По помосту, скрипя нерасхоженными черными ботинками, прошел пожилой человек в сером пиджаке, в пенсне и с бородкой. Пощупав трибуну, он примерился к ней и, найдя ее слишком высокой для своего роста, остался стоять на краю помоста, прикрытого брезентом. Потом он потрогал пенсне и раскрыл книжку, которую до этого держал возле бедра. Прежде чем начать чтение, пожилой человек откашлялся, посмотрел в сторону стола, где кроме двух уже выступавших литераторов сидели председатель завкома и от комсомола Саул, и попросил воды. Саул с улыбкой поднес ему граненый стакан, и человек, выпив, вытерев платком губы и усы, поблагодарил кивком головы. Саул сел на свое место, потеснив поэта, и приготовился слушать, стараясь не упускать из поля зрения зал, чтобы заранее предупредить возможные "выпады". Мало ли что - кто-нибудь может выкрикнуть чепуху или, того хуже, свистнуть.
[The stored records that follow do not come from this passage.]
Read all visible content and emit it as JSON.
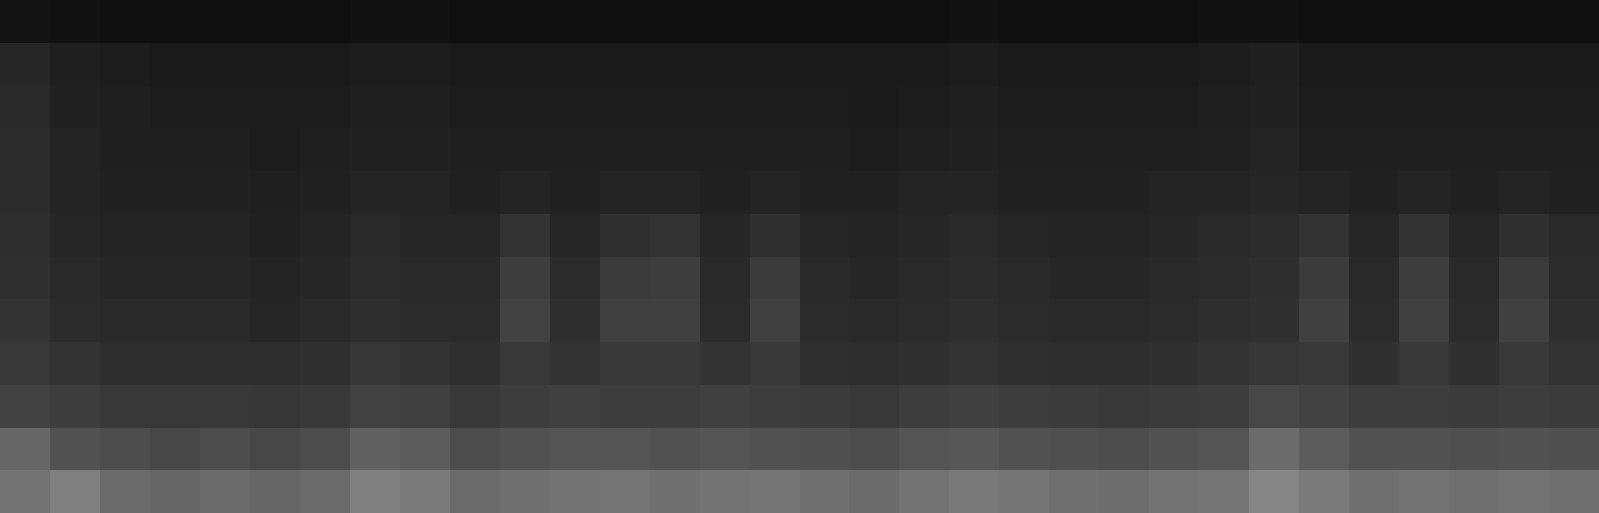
{
  "chart_data": {
    "type": "heatmap",
    "color": "gray",
    "tick_labels": false,
    "grid": false,
    "zlim": [
      0,
      1
    ],
    "z": [
      [
        0.45,
        0.5,
        0.42,
        0.4,
        0.42,
        0.4,
        0.42,
        0.5,
        0.48,
        0.42,
        0.44,
        0.45,
        0.46,
        0.44,
        0.45,
        0.46,
        0.44,
        0.42,
        0.45,
        0.47,
        0.46,
        0.44,
        0.43,
        0.45,
        0.46,
        0.52,
        0.48,
        0.44,
        0.45,
        0.44,
        0.45,
        0.44
      ],
      [
        0.4,
        0.32,
        0.3,
        0.28,
        0.3,
        0.28,
        0.3,
        0.38,
        0.36,
        0.3,
        0.32,
        0.33,
        0.33,
        0.32,
        0.33,
        0.32,
        0.31,
        0.3,
        0.33,
        0.34,
        0.32,
        0.31,
        0.3,
        0.32,
        0.33,
        0.42,
        0.36,
        0.32,
        0.32,
        0.31,
        0.32,
        0.31
      ],
      [
        0.26,
        0.24,
        0.22,
        0.22,
        0.22,
        0.21,
        0.22,
        0.26,
        0.25,
        0.22,
        0.24,
        0.25,
        0.24,
        0.24,
        0.25,
        0.24,
        0.23,
        0.22,
        0.24,
        0.25,
        0.24,
        0.23,
        0.22,
        0.23,
        0.24,
        0.28,
        0.26,
        0.24,
        0.24,
        0.23,
        0.24,
        0.23
      ],
      [
        0.22,
        0.2,
        0.18,
        0.18,
        0.18,
        0.18,
        0.19,
        0.21,
        0.2,
        0.19,
        0.22,
        0.2,
        0.22,
        0.22,
        0.2,
        0.22,
        0.19,
        0.18,
        0.19,
        0.2,
        0.19,
        0.18,
        0.18,
        0.19,
        0.2,
        0.21,
        0.22,
        0.19,
        0.22,
        0.19,
        0.22,
        0.2
      ],
      [
        0.2,
        0.17,
        0.16,
        0.16,
        0.16,
        0.15,
        0.16,
        0.18,
        0.17,
        0.17,
        0.26,
        0.18,
        0.25,
        0.25,
        0.17,
        0.25,
        0.17,
        0.16,
        0.17,
        0.18,
        0.17,
        0.16,
        0.16,
        0.17,
        0.18,
        0.19,
        0.25,
        0.17,
        0.25,
        0.17,
        0.25,
        0.18
      ],
      [
        0.19,
        0.16,
        0.15,
        0.15,
        0.15,
        0.14,
        0.15,
        0.17,
        0.16,
        0.16,
        0.24,
        0.17,
        0.23,
        0.24,
        0.16,
        0.23,
        0.16,
        0.15,
        0.16,
        0.17,
        0.16,
        0.15,
        0.15,
        0.16,
        0.17,
        0.18,
        0.23,
        0.16,
        0.24,
        0.16,
        0.23,
        0.17
      ],
      [
        0.18,
        0.15,
        0.14,
        0.14,
        0.14,
        0.13,
        0.14,
        0.16,
        0.15,
        0.15,
        0.2,
        0.15,
        0.19,
        0.2,
        0.15,
        0.19,
        0.15,
        0.14,
        0.15,
        0.16,
        0.15,
        0.14,
        0.14,
        0.15,
        0.16,
        0.17,
        0.2,
        0.15,
        0.2,
        0.15,
        0.19,
        0.16
      ],
      [
        0.17,
        0.14,
        0.13,
        0.13,
        0.13,
        0.12,
        0.13,
        0.14,
        0.14,
        0.13,
        0.14,
        0.13,
        0.14,
        0.14,
        0.13,
        0.14,
        0.13,
        0.13,
        0.14,
        0.14,
        0.13,
        0.13,
        0.13,
        0.14,
        0.14,
        0.15,
        0.14,
        0.13,
        0.14,
        0.13,
        0.14,
        0.13
      ],
      [
        0.17,
        0.14,
        0.12,
        0.12,
        0.12,
        0.11,
        0.12,
        0.13,
        0.13,
        0.12,
        0.12,
        0.12,
        0.12,
        0.12,
        0.12,
        0.12,
        0.12,
        0.11,
        0.12,
        0.13,
        0.12,
        0.12,
        0.12,
        0.12,
        0.13,
        0.14,
        0.12,
        0.12,
        0.12,
        0.12,
        0.12,
        0.12
      ],
      [
        0.16,
        0.13,
        0.12,
        0.11,
        0.11,
        0.11,
        0.11,
        0.12,
        0.12,
        0.11,
        0.11,
        0.11,
        0.11,
        0.11,
        0.11,
        0.11,
        0.11,
        0.1,
        0.11,
        0.12,
        0.11,
        0.11,
        0.11,
        0.11,
        0.12,
        0.13,
        0.11,
        0.11,
        0.11,
        0.11,
        0.11,
        0.11
      ],
      [
        0.15,
        0.12,
        0.11,
        0.1,
        0.1,
        0.1,
        0.1,
        0.11,
        0.11,
        0.1,
        0.1,
        0.1,
        0.1,
        0.1,
        0.1,
        0.1,
        0.1,
        0.1,
        0.1,
        0.11,
        0.1,
        0.1,
        0.1,
        0.1,
        0.11,
        0.12,
        0.1,
        0.1,
        0.1,
        0.1,
        0.1,
        0.1
      ],
      [
        0.08,
        0.07,
        0.06,
        0.06,
        0.06,
        0.06,
        0.06,
        0.07,
        0.07,
        0.06,
        0.06,
        0.06,
        0.06,
        0.06,
        0.06,
        0.06,
        0.06,
        0.06,
        0.06,
        0.07,
        0.06,
        0.06,
        0.06,
        0.06,
        0.07,
        0.07,
        0.06,
        0.06,
        0.06,
        0.06,
        0.06,
        0.06
      ]
    ]
  }
}
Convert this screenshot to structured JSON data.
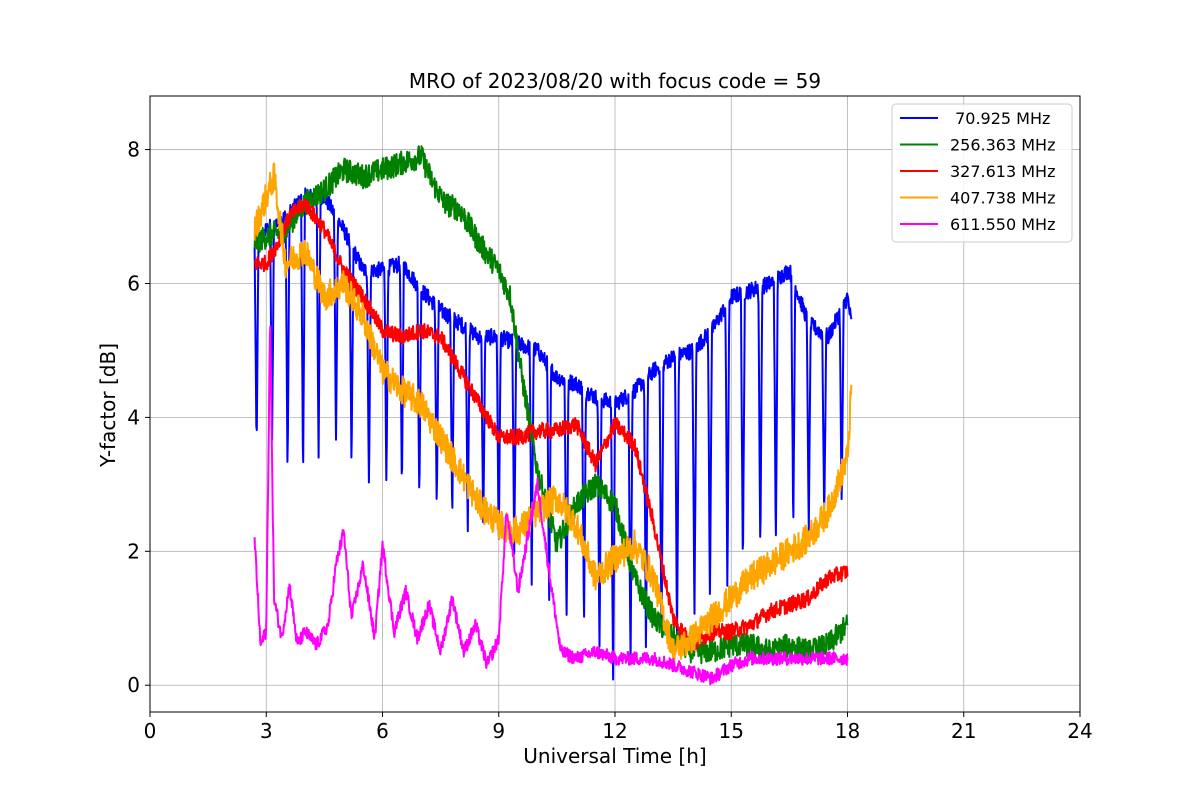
{
  "chart_data": {
    "type": "line",
    "title": "MRO of 2023/08/20 with focus code = 59",
    "xlabel": "Universal Time [h]",
    "ylabel": "Y-factor [dB]",
    "xlim": [
      0,
      24
    ],
    "ylim": [
      -0.4,
      8.8
    ],
    "xticks": [
      0,
      3,
      6,
      9,
      12,
      15,
      18,
      21,
      24
    ],
    "yticks": [
      0,
      2,
      4,
      6,
      8
    ],
    "xtick_labels": [
      "0",
      "3",
      "6",
      "9",
      "12",
      "15",
      "18",
      "21",
      "24"
    ],
    "ytick_labels": [
      "0",
      "2",
      "4",
      "6",
      "8"
    ],
    "grid": true,
    "legend_position": "top-right",
    "series": [
      {
        "name": " 70.925 MHz",
        "color": "#0000ff",
        "x": [
          2.7,
          3.0,
          3.5,
          4.0,
          4.5,
          5.0,
          5.5,
          6.0,
          6.5,
          7.0,
          7.5,
          8.0,
          8.5,
          9.0,
          9.5,
          10.0,
          10.5,
          11.0,
          11.5,
          12.0,
          12.5,
          13.0,
          13.5,
          14.0,
          14.5,
          15.0,
          15.5,
          16.0,
          16.5,
          17.0,
          17.5,
          18.0,
          18.1
        ],
        "y": [
          6.5,
          6.8,
          7.0,
          7.3,
          7.3,
          6.8,
          6.2,
          6.2,
          6.3,
          5.9,
          5.6,
          5.4,
          5.2,
          5.2,
          5.1,
          5.0,
          4.6,
          4.5,
          4.3,
          4.2,
          4.4,
          4.7,
          4.9,
          5.0,
          5.3,
          5.8,
          5.9,
          6.0,
          6.2,
          5.4,
          5.2,
          5.8,
          5.4
        ],
        "dips": [
          [
            2.75,
            3.5
          ],
          [
            3.15,
            3.6
          ],
          [
            3.55,
            3.1
          ],
          [
            3.95,
            3.0
          ],
          [
            4.35,
            3.4
          ],
          [
            4.8,
            3.6
          ],
          [
            5.2,
            3.2
          ],
          [
            5.65,
            2.9
          ],
          [
            6.1,
            3.0
          ],
          [
            6.5,
            2.8
          ],
          [
            6.95,
            2.7
          ],
          [
            7.4,
            2.6
          ],
          [
            7.8,
            2.4
          ],
          [
            8.2,
            2.3
          ],
          [
            8.6,
            2.2
          ],
          [
            9.0,
            2.0
          ],
          [
            9.4,
            1.9
          ],
          [
            9.85,
            1.5
          ],
          [
            10.3,
            1.2
          ],
          [
            10.75,
            0.9
          ],
          [
            11.2,
            0.8
          ],
          [
            11.6,
            0.5
          ],
          [
            11.95,
            0.0
          ],
          [
            12.4,
            0.2
          ],
          [
            12.8,
            0.4
          ],
          [
            13.2,
            0.5
          ],
          [
            13.6,
            0.6
          ],
          [
            14.05,
            0.9
          ],
          [
            14.45,
            1.2
          ],
          [
            14.9,
            1.4
          ],
          [
            15.3,
            1.6
          ],
          [
            15.75,
            1.9
          ],
          [
            16.15,
            2.0
          ],
          [
            16.6,
            2.2
          ],
          [
            17.0,
            2.3
          ],
          [
            17.4,
            2.4
          ],
          [
            17.85,
            2.6
          ]
        ]
      },
      {
        "name": "256.363 MHz",
        "color": "#008000",
        "x": [
          2.7,
          3.0,
          3.5,
          4.0,
          4.5,
          5.0,
          5.5,
          6.0,
          6.5,
          7.0,
          7.3,
          7.6,
          8.0,
          8.5,
          9.0,
          9.3,
          9.6,
          10.0,
          10.5,
          11.0,
          11.5,
          12.0,
          12.5,
          13.0,
          13.5,
          14.0,
          14.5,
          15.0,
          15.5,
          16.0,
          16.5,
          17.0,
          17.5,
          18.0
        ],
        "y": [
          6.6,
          6.7,
          6.8,
          7.2,
          7.4,
          7.7,
          7.6,
          7.7,
          7.8,
          7.9,
          7.5,
          7.2,
          7.1,
          6.6,
          6.2,
          5.8,
          4.6,
          3.2,
          2.1,
          2.7,
          3.0,
          2.7,
          1.6,
          1.0,
          0.7,
          0.5,
          0.5,
          0.6,
          0.6,
          0.5,
          0.6,
          0.5,
          0.6,
          0.9
        ]
      },
      {
        "name": "327.613 MHz",
        "color": "#ff0000",
        "x": [
          2.7,
          3.0,
          3.3,
          3.6,
          4.0,
          4.5,
          5.0,
          5.5,
          6.0,
          6.5,
          7.0,
          7.5,
          8.0,
          8.5,
          9.0,
          9.5,
          10.0,
          10.5,
          11.0,
          11.5,
          12.0,
          12.5,
          13.0,
          13.5,
          14.0,
          14.5,
          15.0,
          15.5,
          16.0,
          16.5,
          17.0,
          17.5,
          18.0
        ],
        "y": [
          6.3,
          6.3,
          6.6,
          7.0,
          7.2,
          6.8,
          6.2,
          5.8,
          5.3,
          5.2,
          5.3,
          5.2,
          4.7,
          4.2,
          3.7,
          3.7,
          3.8,
          3.8,
          3.9,
          3.3,
          3.9,
          3.6,
          2.4,
          1.0,
          0.6,
          0.8,
          0.8,
          0.9,
          1.1,
          1.2,
          1.3,
          1.6,
          1.7
        ]
      },
      {
        "name": "407.738 MHz",
        "color": "#ffa500",
        "x": [
          2.7,
          3.0,
          3.2,
          3.5,
          4.0,
          4.5,
          5.0,
          5.5,
          6.0,
          6.5,
          7.0,
          7.5,
          8.0,
          8.5,
          9.0,
          9.5,
          10.0,
          10.5,
          11.0,
          11.5,
          12.0,
          12.5,
          13.0,
          13.5,
          14.0,
          14.5,
          15.0,
          15.5,
          16.0,
          16.5,
          17.0,
          17.5,
          18.0,
          18.1
        ],
        "y": [
          6.8,
          7.3,
          7.6,
          6.3,
          6.5,
          5.8,
          6.0,
          5.5,
          4.7,
          4.4,
          4.2,
          3.7,
          3.2,
          2.7,
          2.4,
          2.3,
          2.6,
          2.8,
          2.4,
          1.6,
          1.9,
          2.1,
          1.6,
          0.5,
          0.7,
          1.0,
          1.3,
          1.6,
          1.8,
          2.0,
          2.2,
          2.6,
          3.4,
          4.4
        ]
      },
      {
        "name": "611.550 MHz",
        "color": "#ff00ff",
        "x": [
          2.7,
          2.85,
          3.0,
          3.1,
          3.2,
          3.4,
          3.6,
          3.8,
          4.0,
          4.3,
          4.6,
          4.8,
          5.0,
          5.2,
          5.5,
          5.8,
          6.0,
          6.3,
          6.6,
          6.9,
          7.2,
          7.5,
          7.8,
          8.1,
          8.4,
          8.7,
          9.0,
          9.2,
          9.5,
          9.8,
          10.0,
          10.3,
          10.6,
          11.0,
          11.5,
          12.0,
          12.5,
          13.0,
          13.5,
          14.0,
          14.5,
          15.0,
          15.5,
          16.0,
          16.5,
          17.0,
          17.5,
          18.0
        ],
        "y": [
          2.2,
          0.6,
          0.8,
          5.5,
          1.3,
          0.7,
          1.5,
          0.6,
          0.8,
          0.6,
          0.9,
          1.8,
          2.3,
          1.0,
          1.8,
          0.7,
          2.1,
          0.8,
          1.4,
          0.7,
          1.2,
          0.5,
          1.3,
          0.5,
          0.9,
          0.3,
          0.7,
          2.6,
          1.4,
          2.4,
          3.0,
          1.7,
          0.5,
          0.4,
          0.5,
          0.4,
          0.4,
          0.4,
          0.3,
          0.2,
          0.1,
          0.3,
          0.4,
          0.4,
          0.4,
          0.4,
          0.4,
          0.4
        ]
      }
    ]
  }
}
Несмотря на то что женщина-критик расхваливала прибывших на завод поэта и прозаика и называла их людьми, чьи произведения "перешагнули далеко пределы нашей Родины", почти никто из сгрудившихся в зале рабочих не знал их даже понаслышке. Саул, предвидя еще большую неудачу с прозаиком, придумывал дальнейший план вечера; он договорился заполнить брешь плясунами из самодеятельности и юмористом-балалаечником, рыжим литейщиком Ваней Мастаком, который всегда начинал свое выступление с частушки: "Ты не плюй мне на ногу́, я у новом сапогу́".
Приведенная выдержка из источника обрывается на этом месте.